The European Commission has confirmed geographical indication (GI) status for Irish whiskey as well as Irish cream liqueur and Irish poitín.

The Irish whiskey technical file was originally submitted by the Depart of Agriculture, Food and The Marine in October 2014. The file documents the principle physical characteristics of the spirit.

Among them are that the spirit must range in colour from pale gold to dark amber and must be distilled from a mash of malted cereals, with or without whole grains for other cereals.

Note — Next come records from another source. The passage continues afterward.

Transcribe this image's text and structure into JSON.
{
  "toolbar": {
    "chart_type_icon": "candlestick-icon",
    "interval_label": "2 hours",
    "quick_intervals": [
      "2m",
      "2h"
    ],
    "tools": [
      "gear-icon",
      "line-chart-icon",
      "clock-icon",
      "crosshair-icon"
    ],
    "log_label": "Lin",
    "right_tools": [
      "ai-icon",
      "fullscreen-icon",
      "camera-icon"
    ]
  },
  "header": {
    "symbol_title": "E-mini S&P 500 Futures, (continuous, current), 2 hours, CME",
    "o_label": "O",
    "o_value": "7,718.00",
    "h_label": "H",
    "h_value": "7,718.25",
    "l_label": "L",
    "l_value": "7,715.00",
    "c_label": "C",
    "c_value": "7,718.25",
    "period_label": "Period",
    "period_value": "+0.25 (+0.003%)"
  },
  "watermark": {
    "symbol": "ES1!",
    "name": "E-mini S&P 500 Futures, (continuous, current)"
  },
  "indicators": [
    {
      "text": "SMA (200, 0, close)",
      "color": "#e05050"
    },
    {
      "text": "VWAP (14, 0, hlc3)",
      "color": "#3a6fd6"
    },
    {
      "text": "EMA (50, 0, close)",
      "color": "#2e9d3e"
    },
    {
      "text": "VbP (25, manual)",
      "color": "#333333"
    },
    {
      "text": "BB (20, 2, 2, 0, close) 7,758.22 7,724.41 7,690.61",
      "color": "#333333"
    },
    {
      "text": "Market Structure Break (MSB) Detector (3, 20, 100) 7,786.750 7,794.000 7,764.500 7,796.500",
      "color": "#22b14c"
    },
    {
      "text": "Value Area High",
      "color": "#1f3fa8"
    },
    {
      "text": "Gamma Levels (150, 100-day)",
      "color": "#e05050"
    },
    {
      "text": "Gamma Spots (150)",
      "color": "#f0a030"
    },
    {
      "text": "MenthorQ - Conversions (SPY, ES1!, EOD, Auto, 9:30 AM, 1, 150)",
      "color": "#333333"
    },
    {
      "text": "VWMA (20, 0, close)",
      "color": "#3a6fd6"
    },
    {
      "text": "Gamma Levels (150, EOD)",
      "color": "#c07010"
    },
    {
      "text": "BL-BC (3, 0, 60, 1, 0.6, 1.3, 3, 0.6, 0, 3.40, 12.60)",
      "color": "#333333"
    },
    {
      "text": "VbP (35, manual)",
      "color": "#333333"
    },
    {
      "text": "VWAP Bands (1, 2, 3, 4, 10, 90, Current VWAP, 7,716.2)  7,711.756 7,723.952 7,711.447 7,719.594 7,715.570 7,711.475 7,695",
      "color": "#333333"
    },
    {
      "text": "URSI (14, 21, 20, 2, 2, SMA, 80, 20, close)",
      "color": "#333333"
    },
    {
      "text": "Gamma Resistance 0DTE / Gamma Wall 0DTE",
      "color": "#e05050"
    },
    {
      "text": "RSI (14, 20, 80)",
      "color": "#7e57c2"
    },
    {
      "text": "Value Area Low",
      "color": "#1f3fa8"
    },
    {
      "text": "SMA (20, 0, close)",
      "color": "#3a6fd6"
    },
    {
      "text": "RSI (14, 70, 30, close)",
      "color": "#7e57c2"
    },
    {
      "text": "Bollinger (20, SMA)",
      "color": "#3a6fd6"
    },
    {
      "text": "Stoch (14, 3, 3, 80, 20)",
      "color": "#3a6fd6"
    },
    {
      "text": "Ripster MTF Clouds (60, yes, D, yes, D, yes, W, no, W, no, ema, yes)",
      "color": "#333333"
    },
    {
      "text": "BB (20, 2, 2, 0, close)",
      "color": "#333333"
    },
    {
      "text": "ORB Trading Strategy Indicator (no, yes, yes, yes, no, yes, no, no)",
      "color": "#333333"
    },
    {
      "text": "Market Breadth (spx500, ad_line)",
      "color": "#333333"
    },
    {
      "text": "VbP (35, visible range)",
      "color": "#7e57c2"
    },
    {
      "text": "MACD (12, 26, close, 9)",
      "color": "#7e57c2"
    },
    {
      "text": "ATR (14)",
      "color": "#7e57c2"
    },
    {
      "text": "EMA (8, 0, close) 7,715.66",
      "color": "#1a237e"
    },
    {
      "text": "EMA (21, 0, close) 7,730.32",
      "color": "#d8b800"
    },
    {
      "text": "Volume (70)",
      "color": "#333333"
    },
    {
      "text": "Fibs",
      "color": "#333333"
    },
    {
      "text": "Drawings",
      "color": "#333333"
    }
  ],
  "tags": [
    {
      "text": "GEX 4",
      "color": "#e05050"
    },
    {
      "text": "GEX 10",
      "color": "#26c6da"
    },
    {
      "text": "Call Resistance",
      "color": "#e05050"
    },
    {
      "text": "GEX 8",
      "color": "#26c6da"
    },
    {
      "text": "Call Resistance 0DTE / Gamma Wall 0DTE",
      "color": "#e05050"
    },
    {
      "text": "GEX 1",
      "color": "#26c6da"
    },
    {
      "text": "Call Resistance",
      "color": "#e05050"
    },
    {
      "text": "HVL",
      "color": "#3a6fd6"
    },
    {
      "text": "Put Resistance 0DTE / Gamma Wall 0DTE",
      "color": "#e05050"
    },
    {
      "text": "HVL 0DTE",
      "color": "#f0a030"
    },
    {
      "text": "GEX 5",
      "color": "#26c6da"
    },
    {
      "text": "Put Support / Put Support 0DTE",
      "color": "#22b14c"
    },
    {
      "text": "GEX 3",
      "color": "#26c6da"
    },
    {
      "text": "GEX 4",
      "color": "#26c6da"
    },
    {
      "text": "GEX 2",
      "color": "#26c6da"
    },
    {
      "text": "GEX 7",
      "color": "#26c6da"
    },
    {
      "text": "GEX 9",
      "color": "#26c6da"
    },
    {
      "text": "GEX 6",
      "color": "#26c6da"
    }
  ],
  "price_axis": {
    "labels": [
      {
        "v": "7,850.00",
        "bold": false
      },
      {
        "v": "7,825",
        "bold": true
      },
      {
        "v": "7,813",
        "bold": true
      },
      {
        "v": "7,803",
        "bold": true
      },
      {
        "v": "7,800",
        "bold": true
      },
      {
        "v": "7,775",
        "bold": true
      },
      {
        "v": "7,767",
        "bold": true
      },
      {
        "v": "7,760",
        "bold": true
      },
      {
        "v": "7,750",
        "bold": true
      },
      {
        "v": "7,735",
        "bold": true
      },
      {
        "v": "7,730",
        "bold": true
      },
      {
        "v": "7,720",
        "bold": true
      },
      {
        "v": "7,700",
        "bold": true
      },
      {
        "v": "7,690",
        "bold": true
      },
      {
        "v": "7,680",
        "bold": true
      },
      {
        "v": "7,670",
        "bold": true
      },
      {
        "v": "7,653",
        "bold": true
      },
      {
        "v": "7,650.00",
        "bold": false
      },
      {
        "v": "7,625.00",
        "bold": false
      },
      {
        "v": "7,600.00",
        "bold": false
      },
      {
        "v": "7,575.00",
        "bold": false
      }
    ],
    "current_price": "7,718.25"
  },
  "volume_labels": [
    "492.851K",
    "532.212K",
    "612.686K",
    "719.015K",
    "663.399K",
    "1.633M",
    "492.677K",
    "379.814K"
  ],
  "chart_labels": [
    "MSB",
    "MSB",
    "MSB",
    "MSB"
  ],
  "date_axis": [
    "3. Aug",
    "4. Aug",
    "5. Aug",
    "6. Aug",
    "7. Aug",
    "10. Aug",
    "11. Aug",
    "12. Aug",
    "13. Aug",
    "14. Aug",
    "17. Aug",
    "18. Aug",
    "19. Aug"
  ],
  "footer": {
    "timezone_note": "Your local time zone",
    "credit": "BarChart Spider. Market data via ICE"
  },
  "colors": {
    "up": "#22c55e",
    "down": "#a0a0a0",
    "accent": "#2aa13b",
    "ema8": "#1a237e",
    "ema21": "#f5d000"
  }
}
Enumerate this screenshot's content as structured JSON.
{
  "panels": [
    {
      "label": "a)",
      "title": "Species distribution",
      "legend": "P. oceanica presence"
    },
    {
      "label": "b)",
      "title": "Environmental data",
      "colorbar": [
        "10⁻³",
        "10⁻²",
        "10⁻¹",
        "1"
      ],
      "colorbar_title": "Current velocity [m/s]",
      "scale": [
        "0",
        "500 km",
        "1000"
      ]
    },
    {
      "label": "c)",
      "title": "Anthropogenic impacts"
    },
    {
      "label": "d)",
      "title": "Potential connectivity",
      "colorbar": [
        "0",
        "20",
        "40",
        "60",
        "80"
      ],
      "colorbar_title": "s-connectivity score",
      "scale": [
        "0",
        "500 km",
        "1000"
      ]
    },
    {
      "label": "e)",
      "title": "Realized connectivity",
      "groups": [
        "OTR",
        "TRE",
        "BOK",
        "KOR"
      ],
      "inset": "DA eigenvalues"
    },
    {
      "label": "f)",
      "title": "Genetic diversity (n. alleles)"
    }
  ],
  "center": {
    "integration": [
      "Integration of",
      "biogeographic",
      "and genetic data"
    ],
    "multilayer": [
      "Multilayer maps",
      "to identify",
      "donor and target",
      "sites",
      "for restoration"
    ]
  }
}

“The general classification ‘Irish Whiskey/Uisce Beatha Eireannach /Irish Whisky’ also contains three varieties, ‘Pot Still Irish Whiskey’, ‘Malt Irish Whiskey’ and ‘Grain Irish Whiskey,'” the document notes.

“The above varieties can also be combined to form a ‘Blended Irish Whiskey/Irish Blended Whiskey’. Irish whiskey is a spirit distilled on the island of Ireland, including Northern Ireland. It must be distilled to an alcoholic strength of less than 94.8% and is subject to the maturation of the final distillate for at least three years in wooden casks, such as oak, not exceeding 700 litres capacity.”

Irish whiskey must not be matured outside of Ireland and cannot be exported in barrel.

The file was submitted to conform with a 2008 EU Spirit Regulation, which required member states to submit a technical file to the European Commission for each GI registered by 20 February 2015, outlining production methods, ingredients and links with the geographical area in question.

Carleen Madigan, legal advisor to the Irish Whiskey Association (IWA), said: “This is a momentous achievement for the Irish whiskey industry and ensures that the traditions and high standards of the Irish whiskey category will be protected in the EU and globally in markets with which the EU has a trade agreement.

“As sales of Irish whiskey continue to boom globally, we have seen a trebling in the complaints to the association regarding fake Irish whiskey around the world.

“The geographic indication provides the strongest possible protection against these infringements and gives us the basis for enforcement action against misleading products.”

Vincent McGovern, head of the IWA, added: “This week’s announcement was likewise of great significance to both Irish cream and Irish poitín as their technical files were also approved.

“Both categories will benefit from the strong protection and higher profile a European geographic indication provides at home, across the internal market and in export markets worldwide.”